GPS can be used to determine the position of each station in a network very precisely, which enables us to determine exactly how much ground movement there was during an earthquake. This information is used to inform models of fault slip.
Applications for GPS during earthquakes go further than simply determining the location of a station before and after a seismic event. One way to use these data is to calculate a very precise daily position by averaging 24 hours of measurements, but advanced error corrections now make it possible to calculate useful position measurements each second—or less. Certain techniques can even allow the GPS receiver to act like a seismometer, measuring shaking.
Geodetic GPS stations also allow us to measure long-term motion near faults between earthquakes as strain accumulates, monitoring the evolving seismic hazard.
GPS has become particularly important for earthquake monitoring because of its applications to earthquake early warning systems, so that people can be warned about earthquakes and tsunamis to take protective actions. Earthquake early warning systems have traditionally relied on seismometers to record seismic waves so we can estimate the magnitude of the earthquake and the location of its epicenter.
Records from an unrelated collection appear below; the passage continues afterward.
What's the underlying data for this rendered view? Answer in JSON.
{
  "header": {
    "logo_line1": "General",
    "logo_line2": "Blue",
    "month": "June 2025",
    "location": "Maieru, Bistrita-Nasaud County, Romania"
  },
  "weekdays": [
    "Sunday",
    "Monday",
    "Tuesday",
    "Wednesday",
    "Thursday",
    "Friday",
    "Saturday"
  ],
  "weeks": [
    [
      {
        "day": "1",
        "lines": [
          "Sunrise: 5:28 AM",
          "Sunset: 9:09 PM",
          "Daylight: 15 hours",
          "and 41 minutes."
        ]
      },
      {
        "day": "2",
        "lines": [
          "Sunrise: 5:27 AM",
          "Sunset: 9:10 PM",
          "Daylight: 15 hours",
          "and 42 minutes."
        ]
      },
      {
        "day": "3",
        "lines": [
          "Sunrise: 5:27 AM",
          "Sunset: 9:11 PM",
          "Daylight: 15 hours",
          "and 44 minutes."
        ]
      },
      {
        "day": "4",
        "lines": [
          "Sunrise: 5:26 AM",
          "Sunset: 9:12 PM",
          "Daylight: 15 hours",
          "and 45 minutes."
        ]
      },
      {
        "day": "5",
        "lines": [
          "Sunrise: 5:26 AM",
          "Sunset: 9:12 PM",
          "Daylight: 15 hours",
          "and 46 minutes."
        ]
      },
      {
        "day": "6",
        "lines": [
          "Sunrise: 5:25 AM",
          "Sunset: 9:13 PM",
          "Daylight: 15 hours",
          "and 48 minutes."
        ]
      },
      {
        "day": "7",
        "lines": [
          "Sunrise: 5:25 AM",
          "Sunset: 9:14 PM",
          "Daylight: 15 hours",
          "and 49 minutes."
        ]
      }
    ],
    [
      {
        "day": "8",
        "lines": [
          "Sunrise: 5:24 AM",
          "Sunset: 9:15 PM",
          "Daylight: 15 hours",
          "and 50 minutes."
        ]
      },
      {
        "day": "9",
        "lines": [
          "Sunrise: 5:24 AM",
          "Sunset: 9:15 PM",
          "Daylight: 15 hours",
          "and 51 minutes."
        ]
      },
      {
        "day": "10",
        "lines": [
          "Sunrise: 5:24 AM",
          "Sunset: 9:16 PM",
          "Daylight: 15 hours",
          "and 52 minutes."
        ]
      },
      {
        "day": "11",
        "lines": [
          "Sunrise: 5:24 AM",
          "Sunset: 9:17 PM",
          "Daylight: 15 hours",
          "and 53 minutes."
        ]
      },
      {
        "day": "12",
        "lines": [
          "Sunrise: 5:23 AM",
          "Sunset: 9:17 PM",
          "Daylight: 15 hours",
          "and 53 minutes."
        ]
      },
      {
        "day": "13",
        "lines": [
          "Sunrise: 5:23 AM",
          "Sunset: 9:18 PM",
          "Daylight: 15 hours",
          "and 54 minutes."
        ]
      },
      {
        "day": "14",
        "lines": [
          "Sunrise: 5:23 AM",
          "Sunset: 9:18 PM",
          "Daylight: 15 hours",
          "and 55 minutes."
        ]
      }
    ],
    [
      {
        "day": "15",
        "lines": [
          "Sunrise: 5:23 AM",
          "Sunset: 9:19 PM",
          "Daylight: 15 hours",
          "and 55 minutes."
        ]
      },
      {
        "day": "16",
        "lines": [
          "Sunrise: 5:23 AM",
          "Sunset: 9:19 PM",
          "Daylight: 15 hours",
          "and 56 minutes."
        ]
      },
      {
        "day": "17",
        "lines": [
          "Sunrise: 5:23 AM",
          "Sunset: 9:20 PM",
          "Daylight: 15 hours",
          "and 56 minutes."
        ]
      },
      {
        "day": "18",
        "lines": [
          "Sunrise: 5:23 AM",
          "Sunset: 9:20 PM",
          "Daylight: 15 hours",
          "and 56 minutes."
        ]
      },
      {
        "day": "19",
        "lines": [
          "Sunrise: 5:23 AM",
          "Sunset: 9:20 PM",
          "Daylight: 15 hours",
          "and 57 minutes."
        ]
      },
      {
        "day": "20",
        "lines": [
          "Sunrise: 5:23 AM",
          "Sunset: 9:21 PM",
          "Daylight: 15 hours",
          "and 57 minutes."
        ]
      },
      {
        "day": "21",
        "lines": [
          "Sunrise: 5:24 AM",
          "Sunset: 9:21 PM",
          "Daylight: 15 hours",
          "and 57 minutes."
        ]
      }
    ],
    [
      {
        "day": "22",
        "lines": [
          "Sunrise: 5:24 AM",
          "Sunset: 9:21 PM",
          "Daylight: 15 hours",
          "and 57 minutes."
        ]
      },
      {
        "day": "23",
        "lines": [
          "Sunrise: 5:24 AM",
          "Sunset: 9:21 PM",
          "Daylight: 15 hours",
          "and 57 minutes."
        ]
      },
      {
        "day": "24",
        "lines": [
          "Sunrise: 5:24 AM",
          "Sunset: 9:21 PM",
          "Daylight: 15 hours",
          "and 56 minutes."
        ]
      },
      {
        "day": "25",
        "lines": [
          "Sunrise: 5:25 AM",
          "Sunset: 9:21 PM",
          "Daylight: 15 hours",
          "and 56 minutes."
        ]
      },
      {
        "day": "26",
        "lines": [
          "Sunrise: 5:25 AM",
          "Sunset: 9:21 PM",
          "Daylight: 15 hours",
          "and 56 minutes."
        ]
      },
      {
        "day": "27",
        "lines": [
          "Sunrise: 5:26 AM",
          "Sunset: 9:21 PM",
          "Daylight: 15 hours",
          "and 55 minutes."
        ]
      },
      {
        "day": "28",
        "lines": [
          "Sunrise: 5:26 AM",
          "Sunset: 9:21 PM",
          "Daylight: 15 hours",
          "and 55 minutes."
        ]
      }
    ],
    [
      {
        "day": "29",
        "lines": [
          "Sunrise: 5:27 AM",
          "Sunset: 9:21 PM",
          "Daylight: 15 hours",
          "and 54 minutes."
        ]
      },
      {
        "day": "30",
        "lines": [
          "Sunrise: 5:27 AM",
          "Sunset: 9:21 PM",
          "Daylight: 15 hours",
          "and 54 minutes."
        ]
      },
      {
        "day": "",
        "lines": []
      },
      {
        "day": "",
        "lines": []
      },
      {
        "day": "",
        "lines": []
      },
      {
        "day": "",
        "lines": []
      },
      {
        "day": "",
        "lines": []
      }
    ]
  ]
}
Given that information, ground motion prediction models can estimate shaking for locations farther away and send warnings before the seismic waves get there.
Inertial sensors like seismometers, which measure changes in velocity or acceleration, struggle with low frequency motion and can saturate for exceptionally strong motion (like a microphone clipping for loud sounds).This means that the data obtained by seismometers in the initial seconds of an earthquake are insufficient to determine if it will grow into a large, magnitude 8 or higher event. This can cause the earthquake early warning system to initially underestimate the magnitudes of very large earthquakes.
For example, this occurred during the 2011 M9.1 Tohoku-Oki, Japan earthquake. Within the first 30 seconds, the earthquake early warning system estimated the magnitude at 6.8, growing to 7.2 and 8.0 over the next two minutes, but still underpredicting the true shaking and tsunami height that followed.
Geodetic GPS stations can improve the problems faced by earthquake early warning systems by complementing seismometers, as they are able to measure slower displacements and have no upper limit on severity. Real-time GPS stations are particularly useful for earthquakes greater than magnitude 7.0, where seismometers start to struggle, though they cannot detect weaker earthquakes that seismometers are sensitive to. Combining the two types of sensors ensures that an earthquake early warning system can rapidly and accurately detect earthquakes of any magnitude.